I think a major element of jetlag is psychological. Nobody ever
I think a major element of jetlag is psychological. Nobody ever tells me what time it is at home.
Behold the words of Sir David Attenborough, who once declared: “I think a major element of jetlag is psychological. Nobody ever tells me what time it is at home.” At first glance, these words may seem but a casual observation of a traveler weary from long flights. Yet beneath their lightness lies a truth profound: the greatest battles are often not fought in the body, but in the mind, and the rhythm of our days is governed as much by thought as by the turning of the earth.
For what is jetlag, if not a tearing apart of the harmony between time and perception? The sun may rise above foreign mountains, and clocks may toll the hours of another land, yet in the heart there lingers the whisper of home: the hour when loved ones wake, when children sleep, when one’s hearth is warm. Attenborough speaks of this hidden psychology, for he knew that the torment is not merely the shifting of hours, but the dissonance of belonging to two worlds at once. To dwell in one land, and yet to think of another—this is the burden of all wanderers.
In ancient days, great messengers bore this same weight. Consider the riders of the Persian Empire, who carried the king’s decrees across continents. They traveled by horse through heat and storm, reaching distant lands swifter than any before them. Yet the true trial was not only in the body, but in the soul. For when they set foot in Babylon, their hearts still remembered Persepolis; when they spoke the words of Darius in Sardis, their minds yet kept the hour of Susa. They too bore the weight of living in two times at once, as if caught between shadows of past and present.
And so Attenborough, traveler of skies, reveals to us a secret known by the ancients: that the body follows the sun, but the mind follows memory. If no one reminds him of the hour of his homeland, he is free, for his spirit does not cling to the lost rhythm of another shore. He becomes present in the now, released from the chains of distant clocks. Herein lies a lesson not of travel alone, but of life itself: much of our suffering is born not of what is, but of what we cling to.
Think, then, of the soldier who returns from war but still hears the drums of battle in his heart. Think of the exile who, though he dwells in a new land, still counts the days by the feasts of his ancestors. These are not burdens of flesh, but burdens of time carried in the soul. To heal, one must sometimes release the hour of yesterday, and embrace the dawn that lies before them.

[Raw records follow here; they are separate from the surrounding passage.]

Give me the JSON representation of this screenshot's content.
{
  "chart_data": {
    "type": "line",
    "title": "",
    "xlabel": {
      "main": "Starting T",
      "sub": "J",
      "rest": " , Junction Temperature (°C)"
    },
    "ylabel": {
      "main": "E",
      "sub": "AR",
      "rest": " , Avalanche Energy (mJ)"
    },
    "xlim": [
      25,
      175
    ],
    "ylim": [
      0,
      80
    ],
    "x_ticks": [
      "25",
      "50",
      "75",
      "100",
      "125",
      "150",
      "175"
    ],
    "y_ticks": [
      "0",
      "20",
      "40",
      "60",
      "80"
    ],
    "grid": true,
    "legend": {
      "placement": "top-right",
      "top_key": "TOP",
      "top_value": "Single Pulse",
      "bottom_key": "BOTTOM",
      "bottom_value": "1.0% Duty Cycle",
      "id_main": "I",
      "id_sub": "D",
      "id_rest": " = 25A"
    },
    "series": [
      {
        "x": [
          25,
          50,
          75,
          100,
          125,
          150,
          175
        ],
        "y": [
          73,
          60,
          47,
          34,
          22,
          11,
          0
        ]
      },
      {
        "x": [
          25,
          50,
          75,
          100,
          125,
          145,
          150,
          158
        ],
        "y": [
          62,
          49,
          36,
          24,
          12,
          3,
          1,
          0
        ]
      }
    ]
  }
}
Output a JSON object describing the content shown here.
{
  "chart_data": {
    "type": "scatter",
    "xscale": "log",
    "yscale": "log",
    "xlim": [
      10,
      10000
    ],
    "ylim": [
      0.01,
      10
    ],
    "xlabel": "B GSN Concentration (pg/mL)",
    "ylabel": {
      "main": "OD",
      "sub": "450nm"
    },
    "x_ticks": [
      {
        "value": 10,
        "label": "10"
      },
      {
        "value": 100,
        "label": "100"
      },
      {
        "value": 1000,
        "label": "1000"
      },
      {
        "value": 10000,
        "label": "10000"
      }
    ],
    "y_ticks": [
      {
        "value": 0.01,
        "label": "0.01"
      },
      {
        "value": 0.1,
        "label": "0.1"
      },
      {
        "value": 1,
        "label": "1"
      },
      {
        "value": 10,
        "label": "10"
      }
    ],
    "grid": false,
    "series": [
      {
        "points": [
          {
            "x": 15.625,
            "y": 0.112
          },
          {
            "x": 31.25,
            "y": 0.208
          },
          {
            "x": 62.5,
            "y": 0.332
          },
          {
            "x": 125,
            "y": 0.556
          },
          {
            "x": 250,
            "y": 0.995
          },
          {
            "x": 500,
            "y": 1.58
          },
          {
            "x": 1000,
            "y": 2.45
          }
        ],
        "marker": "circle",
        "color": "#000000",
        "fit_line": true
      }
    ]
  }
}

Therefore, the teaching is clear: do not bind yourself too tightly to the unseen clock of the past. Whether you travel across seas or through the seasons of life, let the present hour be your guide. The psychological chains are heavier than any earthly distance, and freedom is found in surrender to the moment. Just as Attenborough cast off the thought of home’s hour to ease his body, so must we cast off needless memories to ease our spirit.
The lesson is thus: when you journey—whether by flight, by labor, or by the long road of years—set your eyes upon the sun above you, not the shadows behind you. Anchor yourself in the present, lest your heart remain divided. Practical wisdom follows: when you arrive in a new place, eat with its people, rise with its dawn, and sleep beneath its stars. When you enter a new season of life, do not measure it by the time of old, but by the gifts it now brings.
For truly, as the elders have said: the weight of time is not in the turning of the earth, but in the turning of the mind. And so, if you would conquer weariness, whether of travel or of spirit, do not ask, What time is it at home? Ask instead, What hour is it here, where I stand? Thus shall the burden fall away, and your soul walk freely in the light of the present day.